Désirée Pinelli, insieme a Danilo Carnevali e Vito Legati si sono trovati davanti i miliziani dell'Ossezia del Nord coi kalashnikov puntati addosso

Danilo Carnevali, Désirée Pinelli e Vito Legati

L'obiettivo era quello di compiere 15mila km, 30 giorni di viaggio, a bordo di un quad da Urbino fino al monte Fujii in Giappone ma per il gruppo di "Ronin on the road" l'avventura si è trasformata in un incubo. Danilo Carnevali di Urbino, Désirée Pinelli originaria di Siena ma residente a Rimini dove lavora per Poste Italiane e Vito Legati di Rutigliano sono stati rapinati durante l'attraversamento dell'Ossezia del Nord.
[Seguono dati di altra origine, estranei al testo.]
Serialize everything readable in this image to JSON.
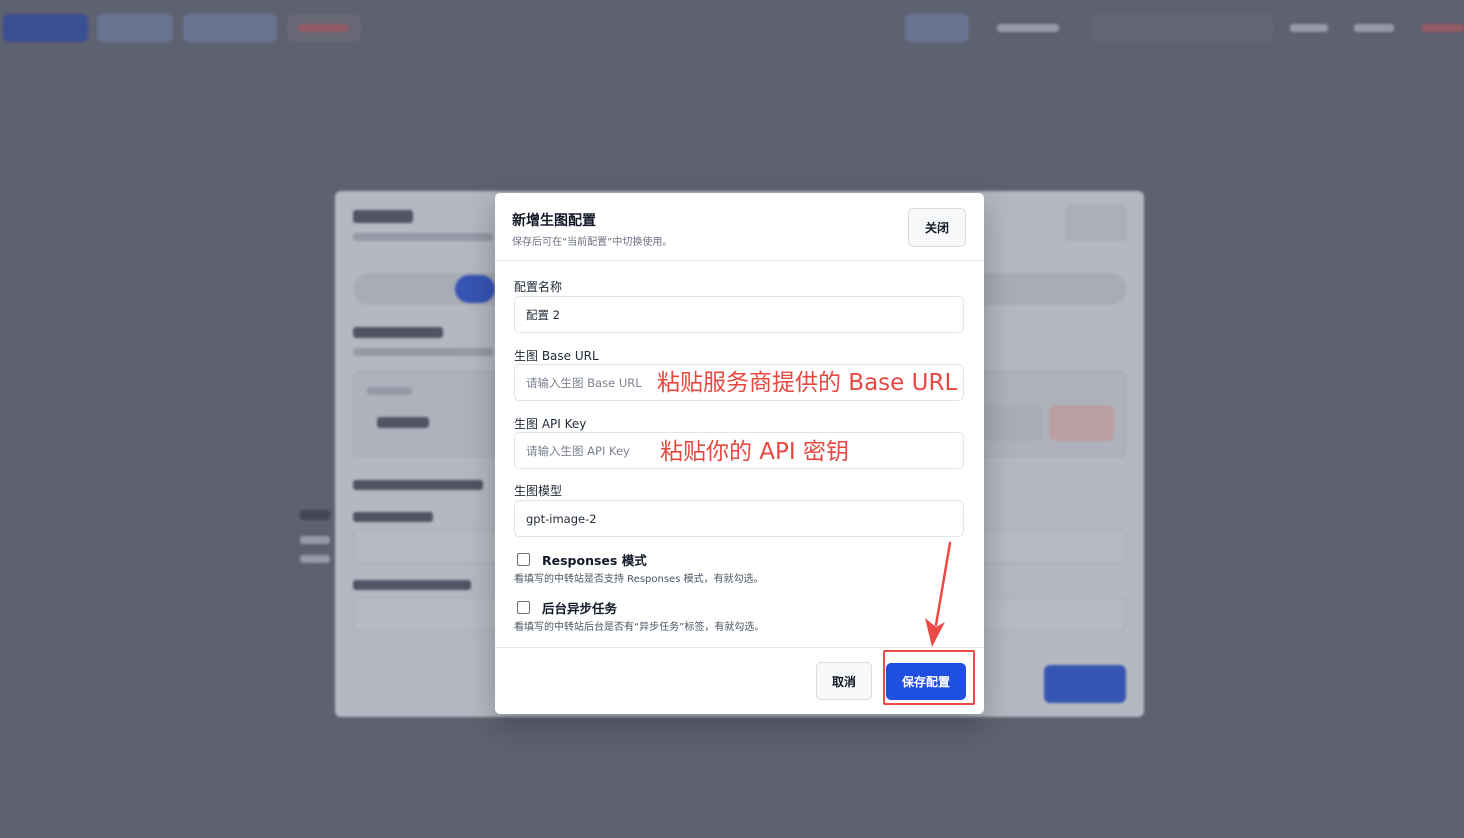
{
  "modal": {
    "title": "新增生图配置",
    "subtitle": "保存后可在“当前配置”中切换使用。",
    "close_label": "关闭",
    "fields": {
      "config_name": {
        "label": "配置名称",
        "value": "配置 2"
      },
      "base_url": {
        "label": "生图 Base URL",
        "placeholder": "请输入生图 Base URL",
        "value": ""
      },
      "api_key": {
        "label": "生图 API Key",
        "placeholder": "请输入生图 API Key",
        "value": ""
      },
      "model": {
        "label": "生图模型",
        "value": "gpt-image-2"
      }
    },
    "checkboxes": {
      "responses_mode": {
        "label": "Responses 模式",
        "help": "看填写的中转站是否支持 Responses 模式，有就勾选。",
        "checked": false
      },
      "async_task": {
        "label": "后台异步任务",
        "help": "看填写的中转站后台是否有“异步任务”标签，有就勾选。",
        "checked": false
      }
    },
    "cancel_label": "取消",
    "save_label": "保存配置"
  },
  "annotations": {
    "base_url_hint": "粘贴服务商提供的 Base URL",
    "api_key_hint": "粘贴你的 API 密钥"
  },
  "colors": {
    "overlay": "#5d6170",
    "primary": "#1f4fe0",
    "annotation": "#e8483f",
    "danger": "#e04848"
  },
  "icons": {
    "checkbox_off": "checkbox-empty-icon",
    "pointer_arrow": "red-arrow-icon"
  }
}
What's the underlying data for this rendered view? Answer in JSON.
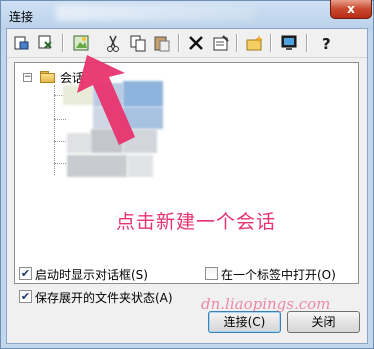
{
  "window": {
    "title": "连接",
    "close_label": "x"
  },
  "toolbar": {
    "buttons": [
      {
        "name": "connect-icon",
        "glyph": "⎆"
      },
      {
        "name": "quick-connect-icon",
        "glyph": "⇆"
      },
      {
        "name": "new-session-icon",
        "glyph": "✦"
      },
      {
        "name": "cut-icon",
        "glyph": "✂"
      },
      {
        "name": "copy-icon",
        "glyph": "⧉"
      },
      {
        "name": "paste-icon",
        "glyph": "📋"
      },
      {
        "name": "delete-icon",
        "glyph": "✕"
      },
      {
        "name": "properties-icon",
        "glyph": "☑"
      },
      {
        "name": "new-folder-icon",
        "glyph": "▭"
      },
      {
        "name": "desktop-shortcut-icon",
        "glyph": "▣"
      },
      {
        "name": "help-icon",
        "glyph": "?"
      }
    ]
  },
  "tree": {
    "root_label": "会话",
    "expander": "−"
  },
  "annotation": {
    "text": "点击新建一个会话",
    "color": "#e8336e"
  },
  "options": {
    "show_on_startup": {
      "label": "启动时显示对话框(S)",
      "checked": true
    },
    "open_in_tab": {
      "label": "在一个标签中打开(O)",
      "checked": false
    },
    "save_expanded": {
      "label": "保存展开的文件夹状态(A)",
      "checked": true
    }
  },
  "buttons": {
    "connect": "连接(C)",
    "close": "关闭"
  },
  "watermark": {
    "text": "dn.liaopings.com"
  }
}
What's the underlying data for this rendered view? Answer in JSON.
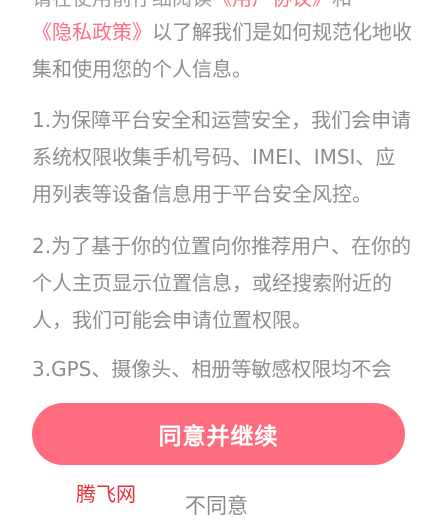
{
  "clipped_line": {
    "prefix": "请在使用前仔细阅读",
    "link": "《用户协议》",
    "suffix": "和"
  },
  "policy_intro": {
    "link": "《隐私政策》",
    "text": "以了解我们是如何规范化地收集和使用您的个人信息。"
  },
  "items": [
    "1.为保障平台安全和运营安全，我们会申请系统权限收集手机号码、IMEI、IMSI、应用列表等设备信息用于平台安全风控。",
    "2.为了基于你的位置向你推荐用户、在你的个人主页显示位置信息，或经搜索附近的人，我们可能会申请位置权限。",
    "3.GPS、摄像头、相册等敏感权限均不会"
  ],
  "agree_button": "同意并继续",
  "disagree_button": "不同意",
  "watermark": "腾飞网",
  "colors": {
    "accent": "#ff6b7f",
    "link": "#ff6f83",
    "body_text": "#8e8e8e",
    "watermark": "#e0303a"
  }
}
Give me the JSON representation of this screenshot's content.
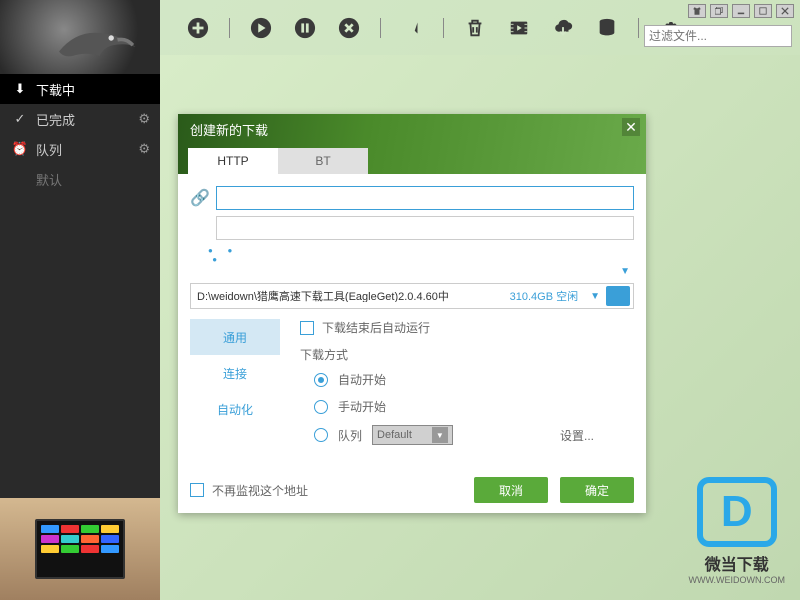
{
  "window": {
    "filter_placeholder": "过滤文件..."
  },
  "sidebar": {
    "items": [
      {
        "label": "下载中",
        "icon": "download"
      },
      {
        "label": "已完成",
        "icon": "check"
      },
      {
        "label": "队列",
        "icon": "clock"
      },
      {
        "label": "默认",
        "icon": ""
      }
    ]
  },
  "dialog": {
    "title": "创建新的下载",
    "tabs": {
      "http": "HTTP",
      "bt": "BT"
    },
    "url_value": "",
    "path_value": "D:\\weidown\\猎鹰高速下载工具(EagleGet)2.0.4.60中",
    "path_free": "310.4GB 空闲",
    "side_tabs": {
      "general": "通用",
      "connection": "连接",
      "automation": "自动化"
    },
    "auto_run_label": "下载结束后自动运行",
    "method_label": "下载方式",
    "radio_auto": "自动开始",
    "radio_manual": "手动开始",
    "radio_queue": "队列",
    "queue_default": "Default",
    "settings_link": "设置...",
    "monitor_label": "不再监视这个地址",
    "btn_cancel": "取消",
    "btn_ok": "确定"
  },
  "watermark": {
    "logo_letter": "D",
    "text": "微当下载",
    "url": "WWW.WEIDOWN.COM"
  }
}
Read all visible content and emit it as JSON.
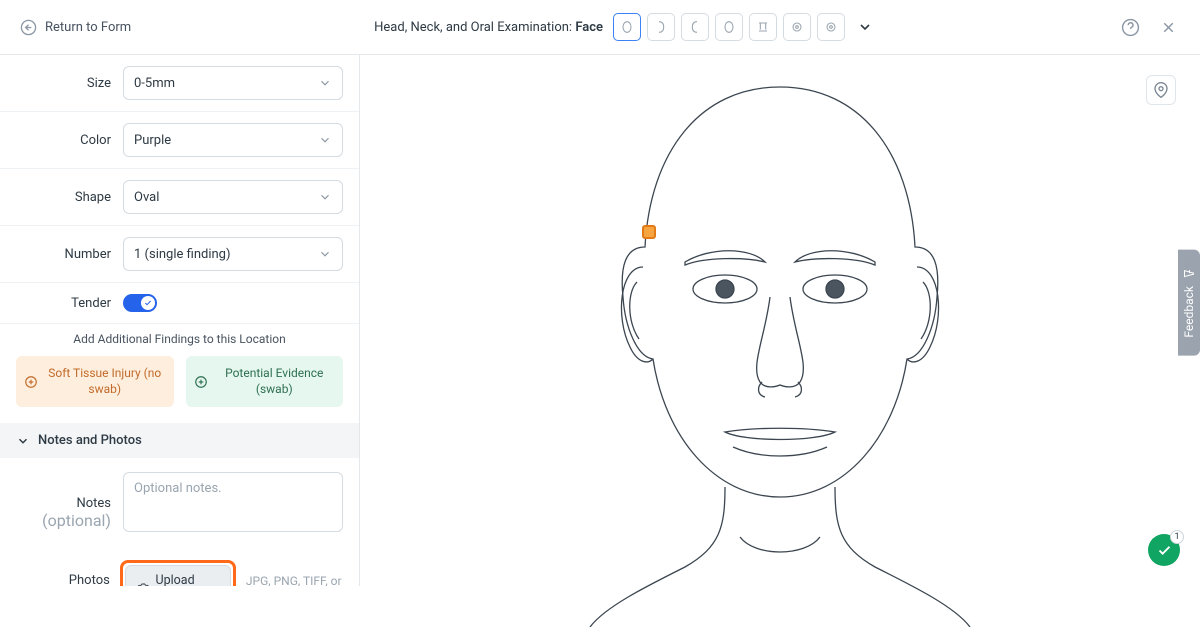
{
  "header": {
    "return_label": "Return to Form",
    "exam_prefix": "Head, Neck, and Oral Examination: ",
    "exam_current": "Face"
  },
  "form": {
    "size": {
      "label": "Size",
      "value": "0-5mm"
    },
    "color": {
      "label": "Color",
      "value": "Purple"
    },
    "shape": {
      "label": "Shape",
      "value": "Oval"
    },
    "number": {
      "label": "Number",
      "value": "1 (single finding)"
    },
    "tender": {
      "label": "Tender",
      "on": true
    },
    "add_label": "Add Additional Findings to this Location",
    "chip_soft": "Soft Tissue Injury (no swab)",
    "chip_evidence": "Potential Evidence (swab)"
  },
  "notes_section": {
    "header": "Notes and Photos",
    "notes_label": "Notes",
    "optional": " (optional)",
    "placeholder": "Optional notes.",
    "photos_label": "Photos",
    "upload_label": "Upload Photos",
    "file_hint": "JPG, PNG, TIFF, or HIEC"
  },
  "feedback_label": "Feedback",
  "fab_badge": "1"
}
Una brutta avventura, come hanno raccontato, quando sono stati fermati dai posti di blocco dei miliziani che, coi kalashnikov puntati addosso, li hanno obbligati a consegnare denaro e oggetti di valore. Il loro viaggio si è dovuto concludere a Mosca dove, grazie all'aiuto di amici e parenti che hanno inviato loro i soldi, sono potuti rientrare in Italia.